Por mucho que lo intente.

No deja de pensar en cómo le acariciaba la mejilla con cuidado mientras, seguidamente, le plantaba un beso suave y dulce en sus labios.
No puede olvidar la manera que tenía de quitarle la ropa, o simplemente la facilidad que tenía para hacer que se perdiera en un mar de sensaciones.
Recuerda su sonrisa, por la que era capaz de interponerse a lo que fuera.
Es incapaz de dejar a un lado su embriagador aroma, que le provocaba múltiples sensaciones. Se vuelve completamente loca al recordar sus suaves manos deslizándose por su cuerpo con todos los poros de tu piel erizados.
Rememora sus intentos de morderle la boca y sus intensos abrazos junto con su lengua que recorría todo su cuerpo para así, poco a poco, irse apoderando de todo su ser.
No deja de pensar cómo sus dos cuerpos se entrelazaban y se decían mucho sin articular ni una palabra.
Ahora, se le escapa una lágrima se tristeza al recordar todas aquellas que derramó de felicidad.
Se abraza a sí misma para aliviar su propio dolor y calmar su, ahora destrozado, corazón.
Intenta mantenerse en pie, pero la historia se repite y vuelve a caer en un sentimiento abrumador llamado dolor, más bien conocido como desenamoramiento.

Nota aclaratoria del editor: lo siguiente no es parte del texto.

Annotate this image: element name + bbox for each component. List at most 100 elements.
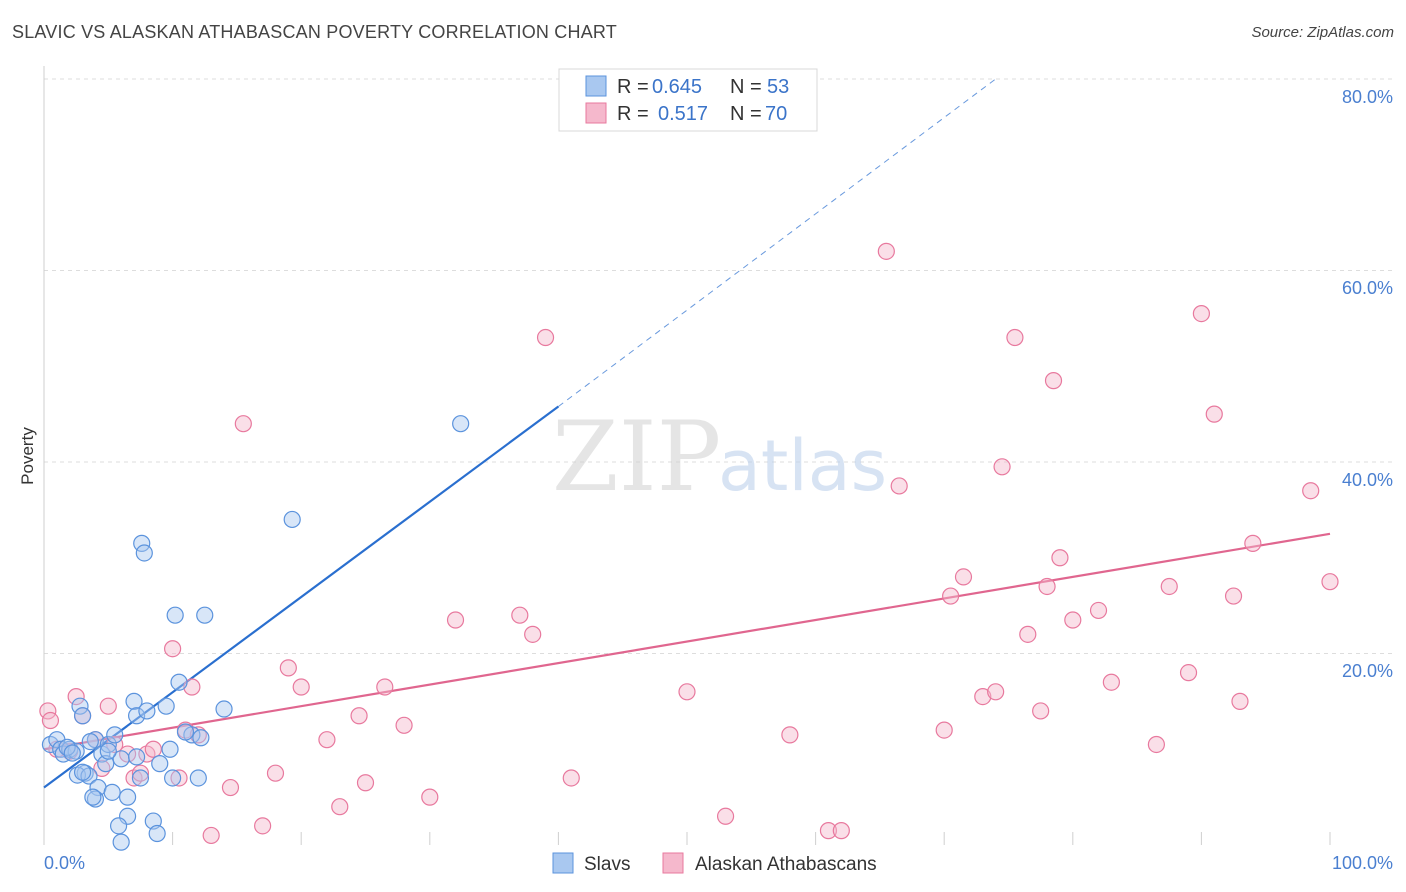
x-tick-label-min: 0.0% (44, 853, 85, 873)
alaskan-athabascans-point-23 (254, 817, 272, 835)
alaskan-athabascans-point-29 (350, 707, 368, 725)
alaskan-athabascans-point-68 (1244, 534, 1262, 552)
alaskan-athabascans-point-53 (1019, 625, 1037, 643)
slavs-point-33 (151, 755, 169, 773)
slavs-point-22 (86, 790, 105, 808)
alaskan-athabascans-point-27 (318, 731, 336, 749)
legend-swatch-slavs (585, 75, 607, 97)
alaskan-athabascans-point-33 (421, 788, 439, 806)
alaskan-athabascans-point-44 (877, 242, 895, 260)
alaskan-athabascans-point-61 (1147, 735, 1165, 754)
slavs-point-46 (452, 415, 470, 433)
alaskan-athabascans-point-51 (993, 458, 1011, 476)
alaskan-athabascans-point-69 (1302, 482, 1320, 500)
slavs-point-23 (118, 788, 137, 806)
alaskan-athabascans-point-41 (781, 726, 799, 744)
slavs-point-43 (196, 606, 214, 624)
alaskan-athabascans-point-40 (716, 807, 735, 825)
y-tick-label-40: 40.0% (1342, 470, 1393, 490)
alaskan-athabascans-point-60 (1102, 673, 1120, 691)
slavs-point-31 (161, 740, 179, 758)
alaskan-athabascans-point-28 (331, 798, 349, 816)
slavs-point-40 (176, 723, 195, 741)
alaskan-athabascans-point-66 (1224, 587, 1243, 605)
alaskan-athabascans-point-12 (131, 764, 150, 782)
alaskan-athabascans-point-0 (39, 702, 57, 720)
alaskan-athabascans-point-37 (536, 328, 555, 347)
alaskan-athabascans-point-8 (99, 697, 117, 715)
points-series-slavs (41, 415, 470, 851)
alaskan-athabascans-point-46 (935, 721, 953, 739)
alaskan-athabascans-point-42 (819, 822, 838, 840)
alaskan-athabascans-point-62 (1160, 577, 1178, 596)
slavs-point-21 (103, 783, 121, 801)
alaskan-athabascans-point-16 (170, 769, 188, 787)
alaskan-athabascans-point-50 (987, 683, 1005, 701)
legend-r-value-alaskan: 0.517 (658, 103, 708, 125)
slavs-point-41 (189, 769, 207, 787)
legend-r-value-slavs: 0.645 (652, 76, 702, 98)
alaskan-athabascans-point-67 (1231, 692, 1249, 710)
alaskan-athabascans-point-49 (974, 687, 992, 706)
alaskan-athabascans-point-34 (446, 611, 465, 629)
slavs-point-48 (112, 833, 130, 851)
trend-line-alaskan-athabascans (43, 532, 1331, 751)
slavs-point-30 (157, 697, 175, 715)
alaskan-athabascans-point-58 (1064, 611, 1082, 629)
slavs-point-9 (73, 707, 92, 725)
legend-r-label-alaskan: R = (617, 103, 649, 125)
slavs-point-42 (166, 606, 184, 624)
legend-n-value-slavs: 53 (767, 76, 789, 98)
alaskan-athabascans-point-48 (954, 568, 973, 586)
slavs-point-44 (215, 700, 233, 718)
slavs-point-50 (99, 742, 117, 760)
slavs-point-47 (148, 824, 166, 843)
watermark-atlas: atlas (718, 425, 887, 507)
legend-swatch-alaskan-athabascans (585, 102, 607, 124)
alaskan-athabascans-point-43 (832, 822, 850, 840)
slavs-point-17 (106, 726, 124, 744)
alaskan-athabascans-point-30 (356, 774, 375, 792)
alaskan-athabascans-point-38 (562, 769, 580, 787)
legend-n-label-slavs: N = (730, 76, 762, 98)
alaskan-athabascans-point-59 (1089, 601, 1108, 620)
alaskan-athabascans-point-26 (292, 678, 310, 696)
trend-line-slavs (43, 405, 560, 789)
alaskan-athabascans-point-39 (678, 683, 696, 701)
alaskan-athabascans-point-36 (524, 625, 542, 643)
alaskan-athabascans-point-55 (1038, 577, 1056, 596)
y-tick-label-80: 80.0% (1342, 87, 1393, 107)
slavs-point-26 (138, 702, 156, 720)
legend-n-value-alaskan: 70 (765, 103, 787, 125)
slavs-point-52 (81, 732, 99, 751)
alaskan-athabascans-point-4 (67, 687, 85, 706)
alaskan-athabascans-point-14 (144, 740, 162, 758)
alaskan-athabascans-point-54 (1032, 702, 1050, 720)
watermark-zip: ZIP (552, 401, 721, 513)
slavs-point-28 (133, 534, 151, 552)
alaskan-athabascans-point-64 (1192, 304, 1211, 323)
alaskan-athabascans-point-52 (1006, 328, 1024, 347)
slavs-point-37 (170, 673, 188, 691)
alaskan-athabascans-point-22 (234, 415, 252, 433)
alaskan-athabascans-point-63 (1179, 664, 1198, 682)
y-tick-label-20: 20.0% (1342, 661, 1393, 681)
legend: R = 0.645 N = 53 R = 0.517 N = 70 (558, 68, 818, 132)
legend-n-label-alaskan: N = (730, 103, 762, 125)
slavs-point-16 (99, 735, 117, 754)
alaskan-athabascans-point-65 (1205, 405, 1223, 423)
alaskan-athabascans-point-19 (189, 726, 207, 744)
bottom-legend-swatch-slavs (552, 852, 574, 874)
alaskan-athabascans-point-57 (1051, 549, 1069, 567)
trend-line-slavs-extension (558, 78, 996, 407)
slavs-point-7 (63, 744, 81, 762)
slavs-point-27 (131, 769, 150, 787)
slavs-point-25 (127, 707, 146, 725)
alaskan-athabascans-point-70 (1321, 573, 1339, 591)
x-tick-label-max: 100.0% (1332, 853, 1393, 873)
bottom-legend: Slavs Alaskan Athabascans (552, 852, 877, 875)
alaskan-athabascans-point-35 (511, 606, 529, 624)
alaskan-athabascans-point-20 (202, 826, 220, 845)
alaskan-athabascans-point-45 (890, 477, 908, 495)
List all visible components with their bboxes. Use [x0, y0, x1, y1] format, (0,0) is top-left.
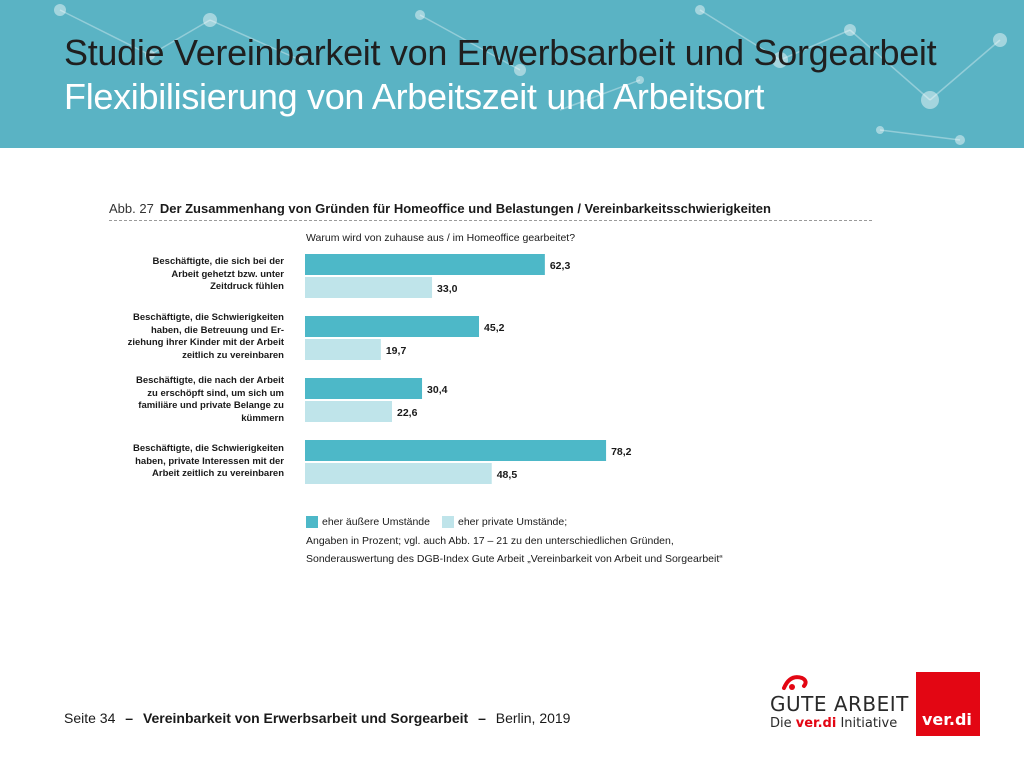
legend-label-outer: eher äußere Umstände [322, 516, 430, 528]
bar-private-2 [305, 339, 381, 360]
category-label-line: Beschäftigte, die nach der Arbeit [136, 375, 284, 386]
value-label-private-3: 22,6 [397, 407, 418, 419]
category-label-4: Beschäftigte, die Schwierigkeiten haben,… [104, 443, 284, 481]
verdi-logo: ver.di [916, 672, 980, 736]
category-label-line: Beschäftigte, die Schwierigkeiten [133, 312, 284, 323]
category-label-line: Arbeit gehetzt bzw. unter [171, 268, 284, 280]
subline-brand: ver.di [795, 716, 837, 731]
category-label-line: Beschäftigte, die Schwierigkeiten [133, 443, 284, 454]
bar-outer-1 [305, 254, 545, 275]
category-label-2: Beschäftigte, die Schwierigkeiten haben,… [104, 312, 284, 362]
page-title: Studie Vereinbarkeit von Erwerbsarbeit u… [64, 32, 937, 73]
value-label-private-1: 33,0 [437, 283, 458, 295]
chart-question: Warum wird von zuhause aus / im Homeoffi… [306, 232, 576, 244]
category-label-3: Beschäftigte, die nach der Arbeit zu ers… [104, 375, 284, 425]
value-label-private-4: 48,5 [497, 469, 518, 481]
gute-arbeit-swirl-icon [782, 675, 808, 690]
value-label-outer-1: 62,3 [550, 260, 571, 272]
category-label-line: Arbeit zeitlich zu vereinbaren [152, 468, 284, 479]
category-label-line: haben, private Interessen mit der [135, 455, 284, 467]
bar-outer-4 [305, 440, 607, 461]
value-label-outer-2: 45,2 [484, 322, 505, 334]
footer-separator: – [125, 710, 134, 726]
category-label-line: ziehung ihrer Kinder mit der Arbeit [127, 337, 284, 348]
page-subtitle: Flexibilisierung von Arbeitszeit und Arb… [64, 76, 765, 117]
gute-arbeit-logo: GUTE ARBEIT Die ver.di Initiative [770, 672, 908, 734]
category-label-line: kümmern [241, 412, 284, 424]
verdi-wordmark: ver.di [922, 710, 972, 729]
legend-swatch-private [442, 516, 454, 528]
footer-title: Vereinbarkeit von Erwerbsarbeit und Sorg… [142, 710, 469, 726]
category-label-line: Zeitdruck fühlen [210, 281, 284, 292]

miércoles, 6 de marzo de 2013

La vida misma.

Nos pasamos toda nuestra vida esperando la llegada de algún día con toda la ilusión del mundo, hasta que llega y es mucho menos de lo que esperabas, te desilusionas y vuelves a caer, pero esta vez caes en picado, y una vez tocas fondo te derrumbas  cada día más y más mientras que las cosas no te salen como querías; es entonces cuando una avalancha de problemas se te vienen encima y cada vez piensas más negativamente.
Te planteas desaparecer, o simplemente quedarte sola, contigo misma, callándote las cosas y al mismo tiempo desgarrándote las entrañas. Te llevas desilusiones de personas que jamás te lo esperabas, y finalmente te das cuenta de que la vida es un largo camino sin sentido compuesto por minutos y segundos en el que al final solamente tú has jugado por salvarte de este curioso juego al que llamamos vida.